OPINIÓN

Israel de la Rosa: «La vida sin el Gordo»

Israel de la Rosa: "La vida sin el Gordo"

Se pone tanto ahínco en la emoción, se fían tantas ternuras en el entusiasmo, se hipoteca de tal manera la expectativa de una vida resuelta en un papelillo emborronado, que cuando nos atiza la realidad, cuando acaba el sorteo y se nos derrama encima el agua helada del cubo, no sabe uno ni para dónde mirar. Merecería la pena apuntar en un cuadernillo todos los proyectos que un ciudadano simplón de a pie suele trazar en la mente, con diagramas de niño, a propósito del décimo de lotería: no se escatima nada, ni un capricho.

Se sueña a lo grande, se hincha la imaginación como un globo de feria y se regodea uno de antemano con sofocante atrevimiento, relamiéndose de manera impúdica. Qué cerquita se presiente la varita encantada que nos va a cambiar la vida. De ver las bolas caer a vernos tocándonos las nuestras en una perspectiva de dilatados paseítos al sol. Pero la realidad —es decir, la estadística—, con sus aires empecinados y soberbios, es tan tozuda como la propia vida. O más. Cuesta mucho arrear otra vez con la carretilla después de haberse bañado uno en semejantes fantasías. Ay, qué pobres nos sentimos aun teniéndolo todo. Qué espantosa tristeza es desear aquello que en nada nos enriquecería y que en tan poco aumentaría nuestra felicidad. Se tiene de sobra para ir empujando el carro, pero se desea más, se desea siempre más, y se siente una desgraciada infamia, una suerte de tortura mameluca al verse forzado a la resignación, a vivir miserablemente sin el Gordo.

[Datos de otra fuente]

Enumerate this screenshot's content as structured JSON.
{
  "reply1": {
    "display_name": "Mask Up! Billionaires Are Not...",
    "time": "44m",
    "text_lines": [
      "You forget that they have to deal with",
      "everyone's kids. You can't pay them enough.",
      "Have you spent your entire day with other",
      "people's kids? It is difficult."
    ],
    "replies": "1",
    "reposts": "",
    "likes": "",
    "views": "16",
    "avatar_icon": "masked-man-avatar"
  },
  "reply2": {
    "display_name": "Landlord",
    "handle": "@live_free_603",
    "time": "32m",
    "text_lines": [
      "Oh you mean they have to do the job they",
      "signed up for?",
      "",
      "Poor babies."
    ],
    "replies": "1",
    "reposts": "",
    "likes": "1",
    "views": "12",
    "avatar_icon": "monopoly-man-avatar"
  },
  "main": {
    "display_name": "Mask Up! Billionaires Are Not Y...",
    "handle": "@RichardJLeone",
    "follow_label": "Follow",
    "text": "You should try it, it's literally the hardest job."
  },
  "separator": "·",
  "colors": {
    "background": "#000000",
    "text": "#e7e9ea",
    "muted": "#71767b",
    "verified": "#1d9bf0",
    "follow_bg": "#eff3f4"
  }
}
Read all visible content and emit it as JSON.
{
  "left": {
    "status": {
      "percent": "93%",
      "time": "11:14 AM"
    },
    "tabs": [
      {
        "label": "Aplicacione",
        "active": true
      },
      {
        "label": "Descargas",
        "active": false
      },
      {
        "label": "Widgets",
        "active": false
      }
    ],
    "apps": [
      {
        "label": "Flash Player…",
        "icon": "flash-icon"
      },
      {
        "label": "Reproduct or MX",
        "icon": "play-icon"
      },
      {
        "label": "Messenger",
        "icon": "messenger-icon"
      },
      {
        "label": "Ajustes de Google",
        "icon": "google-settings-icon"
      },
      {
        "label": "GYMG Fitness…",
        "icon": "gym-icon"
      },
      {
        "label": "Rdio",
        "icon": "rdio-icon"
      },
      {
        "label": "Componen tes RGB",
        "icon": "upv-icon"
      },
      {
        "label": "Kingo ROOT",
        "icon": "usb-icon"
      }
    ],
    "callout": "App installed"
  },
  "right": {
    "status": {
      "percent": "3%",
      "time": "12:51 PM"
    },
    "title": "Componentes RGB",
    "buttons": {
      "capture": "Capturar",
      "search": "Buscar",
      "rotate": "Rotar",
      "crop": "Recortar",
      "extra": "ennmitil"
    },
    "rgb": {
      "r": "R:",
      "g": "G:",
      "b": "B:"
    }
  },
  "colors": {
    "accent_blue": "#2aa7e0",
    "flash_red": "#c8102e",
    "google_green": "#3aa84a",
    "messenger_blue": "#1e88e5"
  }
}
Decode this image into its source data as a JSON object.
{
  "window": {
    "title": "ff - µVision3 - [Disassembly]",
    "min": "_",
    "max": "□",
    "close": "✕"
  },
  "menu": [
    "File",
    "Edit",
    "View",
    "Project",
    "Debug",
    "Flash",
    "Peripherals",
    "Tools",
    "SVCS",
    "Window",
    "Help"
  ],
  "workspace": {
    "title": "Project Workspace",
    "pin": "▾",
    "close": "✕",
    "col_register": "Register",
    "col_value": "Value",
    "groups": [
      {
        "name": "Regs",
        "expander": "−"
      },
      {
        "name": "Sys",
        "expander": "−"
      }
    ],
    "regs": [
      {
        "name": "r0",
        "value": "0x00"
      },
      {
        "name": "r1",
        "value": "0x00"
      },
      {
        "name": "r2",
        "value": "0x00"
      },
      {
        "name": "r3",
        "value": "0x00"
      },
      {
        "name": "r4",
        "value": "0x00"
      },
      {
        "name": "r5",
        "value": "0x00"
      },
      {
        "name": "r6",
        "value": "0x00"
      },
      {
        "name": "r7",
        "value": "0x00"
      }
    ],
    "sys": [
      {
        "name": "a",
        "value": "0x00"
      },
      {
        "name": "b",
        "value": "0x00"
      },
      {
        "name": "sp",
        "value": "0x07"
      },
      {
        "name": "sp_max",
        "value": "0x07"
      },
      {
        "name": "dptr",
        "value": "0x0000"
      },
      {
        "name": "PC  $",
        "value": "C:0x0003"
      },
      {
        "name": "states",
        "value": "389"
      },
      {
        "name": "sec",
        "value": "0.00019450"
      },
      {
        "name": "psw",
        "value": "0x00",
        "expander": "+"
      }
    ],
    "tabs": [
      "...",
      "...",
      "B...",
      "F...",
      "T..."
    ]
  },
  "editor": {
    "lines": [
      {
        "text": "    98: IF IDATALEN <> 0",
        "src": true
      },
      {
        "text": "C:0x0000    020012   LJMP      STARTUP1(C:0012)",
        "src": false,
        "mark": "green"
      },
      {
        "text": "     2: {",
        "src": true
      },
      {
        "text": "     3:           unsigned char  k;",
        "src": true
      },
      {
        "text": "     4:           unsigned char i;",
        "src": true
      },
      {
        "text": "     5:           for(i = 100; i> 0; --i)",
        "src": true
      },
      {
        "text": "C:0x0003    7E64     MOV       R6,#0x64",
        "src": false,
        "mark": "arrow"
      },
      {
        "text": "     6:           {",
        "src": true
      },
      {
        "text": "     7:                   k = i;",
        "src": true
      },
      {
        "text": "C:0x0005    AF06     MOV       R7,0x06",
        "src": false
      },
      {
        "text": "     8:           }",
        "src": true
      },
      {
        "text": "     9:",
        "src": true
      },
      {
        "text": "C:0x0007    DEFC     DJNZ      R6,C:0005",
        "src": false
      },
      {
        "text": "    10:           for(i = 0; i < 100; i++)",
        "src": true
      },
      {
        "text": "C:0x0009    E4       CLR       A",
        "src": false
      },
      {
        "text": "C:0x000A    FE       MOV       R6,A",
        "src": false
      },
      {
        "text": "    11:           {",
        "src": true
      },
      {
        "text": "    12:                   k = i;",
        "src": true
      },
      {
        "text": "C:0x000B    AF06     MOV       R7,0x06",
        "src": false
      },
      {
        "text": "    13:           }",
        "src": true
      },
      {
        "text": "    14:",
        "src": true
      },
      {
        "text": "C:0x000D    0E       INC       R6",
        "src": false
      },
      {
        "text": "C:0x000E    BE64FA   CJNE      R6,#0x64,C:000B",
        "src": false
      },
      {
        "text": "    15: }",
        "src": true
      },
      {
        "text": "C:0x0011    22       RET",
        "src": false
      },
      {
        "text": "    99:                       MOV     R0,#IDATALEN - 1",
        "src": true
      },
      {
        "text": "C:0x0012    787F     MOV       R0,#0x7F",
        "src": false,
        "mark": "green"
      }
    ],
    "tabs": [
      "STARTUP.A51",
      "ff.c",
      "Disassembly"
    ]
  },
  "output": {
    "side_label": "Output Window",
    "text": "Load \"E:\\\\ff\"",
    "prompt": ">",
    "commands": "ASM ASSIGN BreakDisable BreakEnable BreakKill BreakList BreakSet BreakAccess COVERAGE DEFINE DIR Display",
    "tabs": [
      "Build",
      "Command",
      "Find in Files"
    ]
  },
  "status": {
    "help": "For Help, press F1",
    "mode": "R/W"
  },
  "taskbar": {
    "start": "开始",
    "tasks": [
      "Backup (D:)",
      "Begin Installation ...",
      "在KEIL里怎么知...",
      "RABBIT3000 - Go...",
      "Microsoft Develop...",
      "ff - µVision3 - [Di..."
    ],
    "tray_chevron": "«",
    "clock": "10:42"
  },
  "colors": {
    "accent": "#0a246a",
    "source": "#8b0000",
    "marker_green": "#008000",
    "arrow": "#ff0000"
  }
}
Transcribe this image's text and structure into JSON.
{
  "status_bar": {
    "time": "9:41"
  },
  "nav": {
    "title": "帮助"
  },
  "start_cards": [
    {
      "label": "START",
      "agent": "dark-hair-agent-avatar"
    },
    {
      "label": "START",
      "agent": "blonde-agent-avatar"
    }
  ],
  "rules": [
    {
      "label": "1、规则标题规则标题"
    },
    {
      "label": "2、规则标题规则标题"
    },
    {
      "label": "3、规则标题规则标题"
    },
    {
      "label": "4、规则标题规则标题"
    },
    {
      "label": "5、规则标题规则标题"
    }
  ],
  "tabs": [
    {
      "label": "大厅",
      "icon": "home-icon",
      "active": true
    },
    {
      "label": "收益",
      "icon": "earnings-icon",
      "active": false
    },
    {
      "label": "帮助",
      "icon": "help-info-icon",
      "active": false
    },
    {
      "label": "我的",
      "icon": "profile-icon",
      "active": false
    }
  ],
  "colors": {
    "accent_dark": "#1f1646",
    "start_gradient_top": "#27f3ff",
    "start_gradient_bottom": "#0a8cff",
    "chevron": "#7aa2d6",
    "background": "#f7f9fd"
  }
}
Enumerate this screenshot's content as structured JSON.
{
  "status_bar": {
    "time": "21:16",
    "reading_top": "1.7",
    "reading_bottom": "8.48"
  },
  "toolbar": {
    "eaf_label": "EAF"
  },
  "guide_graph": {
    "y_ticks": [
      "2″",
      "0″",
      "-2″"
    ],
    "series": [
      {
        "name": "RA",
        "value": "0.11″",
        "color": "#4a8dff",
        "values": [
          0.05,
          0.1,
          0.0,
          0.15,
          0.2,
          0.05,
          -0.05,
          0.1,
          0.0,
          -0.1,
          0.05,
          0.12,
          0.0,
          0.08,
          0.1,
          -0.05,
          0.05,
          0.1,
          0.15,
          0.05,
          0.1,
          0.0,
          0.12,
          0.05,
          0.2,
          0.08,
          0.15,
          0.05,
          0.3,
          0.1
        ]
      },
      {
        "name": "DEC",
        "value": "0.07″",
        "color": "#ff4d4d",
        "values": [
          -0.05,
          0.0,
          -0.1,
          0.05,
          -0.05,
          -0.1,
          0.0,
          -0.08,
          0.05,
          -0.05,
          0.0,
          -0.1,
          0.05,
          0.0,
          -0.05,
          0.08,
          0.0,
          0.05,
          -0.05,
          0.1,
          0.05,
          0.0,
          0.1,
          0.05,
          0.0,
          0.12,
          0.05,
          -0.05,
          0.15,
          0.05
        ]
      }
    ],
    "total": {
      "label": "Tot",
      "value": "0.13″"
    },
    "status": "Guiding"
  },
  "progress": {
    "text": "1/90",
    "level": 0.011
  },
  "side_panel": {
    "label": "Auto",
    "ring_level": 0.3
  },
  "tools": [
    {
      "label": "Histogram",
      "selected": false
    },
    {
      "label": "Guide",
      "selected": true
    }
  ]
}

Qué lúbrica entelequia la de agarrar un buen manojo de billetes, la de enganchar la mosca, la de llevarse a la boca un buen trozo de pastel, y cambiar el pisito nuevo de cuarenta metros por un buen caserón antiguo, viejo, solariego, y a la señora por una de treinta y cinco, y pasearse después por el pueblo enseñando los dientes con chaquetilla y pañolito, como un imbécil. Como un imbécil con dinero, que luce bien y ofende al proletariado. Esa ansia tenaz de pisar por fin un sitio bueno, de pedir una buena copa y no un café con leche, de elegir tres platos de la carta y no andar mirando de reojo los precios. No sabe uno a ciencia cierta cómo aplacar ahora la fatiga, el corazón late a destiempo bajo la camisa con el desánimo propio del desgraciado. Se imaginaba uno ya amueblando el apartamento y recibiendo allí al cuñado con la sonrisa cosida en las orejas: «Nada, esto ha sido un capricho, una tontería, cuatro duros, no hagas caso», y restregando entonces el balconcillo, oportuna y maliciosamente, con vistas al arrebolado atardecer. Se fantaseaba, se soñaba una y otra vez con el pellizco del Gordo, con el pellizquito que nos sacaría del barro, y hoy se pellizca uno la tripa con las pinzas heladas de la cubitera, mientras se sirve un licor barato en que ahogar la congoja, y se vomitan lágrimas de tierna amargura.

Lo importante es tener salud cuando no toca. Si toca, si sale la bola, la salud es lo de menos. La salud se puede ir a la mierda. De la salud, antes del sorteo, no se acuerda nadie. La salud, esa cosa ordinaria, esa cosa triste y patética, ese mal consuelo de pobres.